When is broadcasting a small table helpful?

**⭐ 7. Full Data Engineering Problem**

Scenario: A 500M row clickstream dataset is joined with a 1000-row user profile table. After filtering clicks from the last week, we want aggregated metrics per user.

In [0]:
from pyspark.sql.functions import col, sum as spark_sum, broadcast

# Step 1: Narrow transformation: filter
df_filtered = clicks.filter(col("event_date") >= "2025-12-01")

# Step 2: Optimize join with broadcast
df_joined = df_filtered.join(broadcast(user_profile), "user_id")

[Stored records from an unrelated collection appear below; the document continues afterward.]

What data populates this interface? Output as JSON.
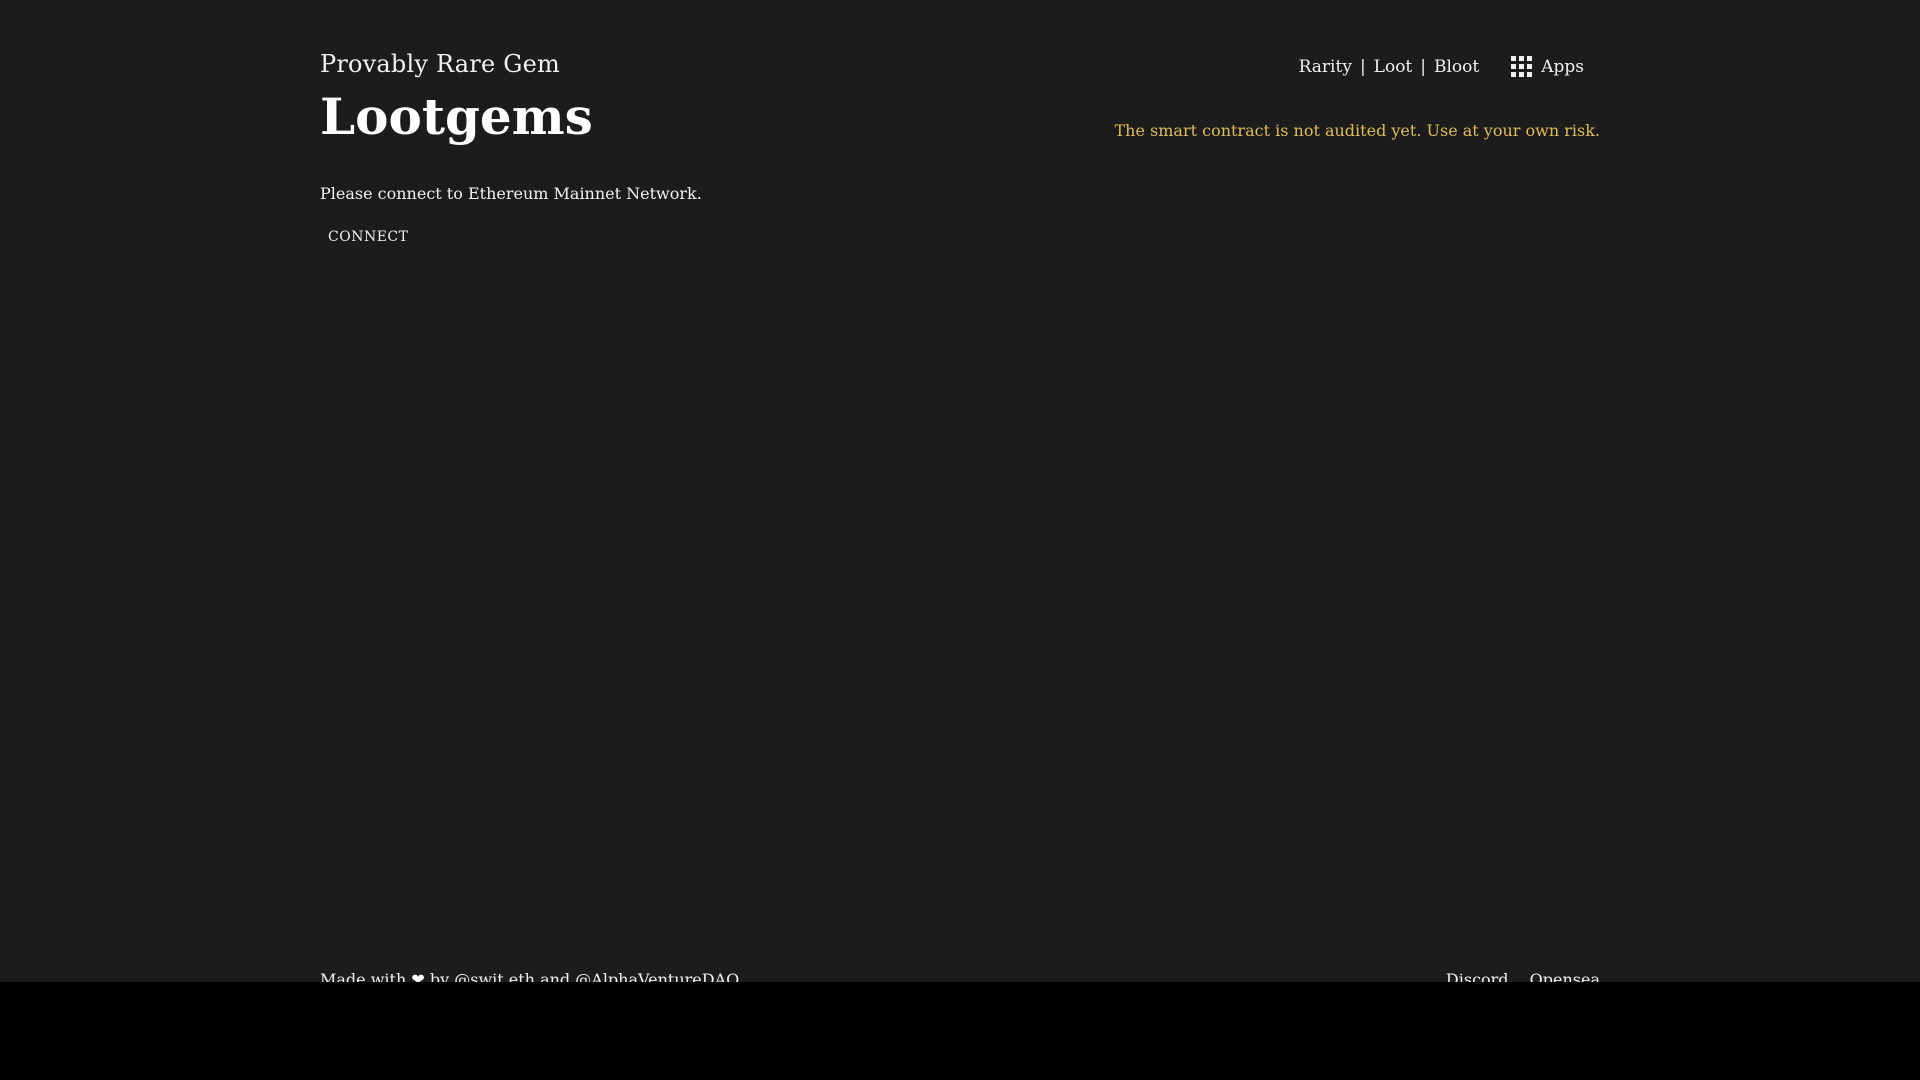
{
  "header": {
    "subtitle": "Provably Rare Gem",
    "title": "Lootgems"
  },
  "nav": {
    "links": [
      "Rarity",
      "Loot",
      "Bloot"
    ],
    "separator": "|",
    "apps_label": "Apps",
    "apps_icon": "grid-icon"
  },
  "warning": {
    "text": "The smart contract is not audited yet. Use at your own risk.",
    "color": "#e0bc58"
  },
  "main": {
    "prompt": "Please connect to Ethereum Mainnet Network.",
    "connect_label": "CONNECT"
  },
  "footer": {
    "made_with": "Made with",
    "heart_icon": "heart-icon",
    "by": "by",
    "author1": "@swit.eth",
    "and": "and",
    "author2": "@AlphaVentureDAO",
    "links": [
      "Discord",
      "Opensea"
    ]
  },
  "colors": {
    "background": "#1c1c1c",
    "text": "#f1f1f1",
    "accent": "#e0bc58"
  }
}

# Step 3: Wide transformation: groupBy
agg_df = df_joined.groupBy("user_id").agg(spark_sum("clicks").alias("total_clicks"))
agg_df.show()

## Minimizes shuffle while performing wide operations only after reducing data.


**⭐ 8. Time & Space Complexity**

| Operation               | Time Complexity      | Space Complexity      |
| ----------------------- | -------------------- | --------------------- |
| Narrow (filter, select) | O(n)                 | O(n)                  |
| Wide (groupBy, join)    | O(n log p + shuffle) | O(n + shuffle buffer) |


**⭐ 9. Common Pitfalls**

Applying wide transformations too early → massive shuffle.

Joining large tables without broadcasting → unnecessary data movement.

Forgetting to pre-filter → shuffling unnecessary data.

Ignoring partitioning → uneven partition sizes → skew.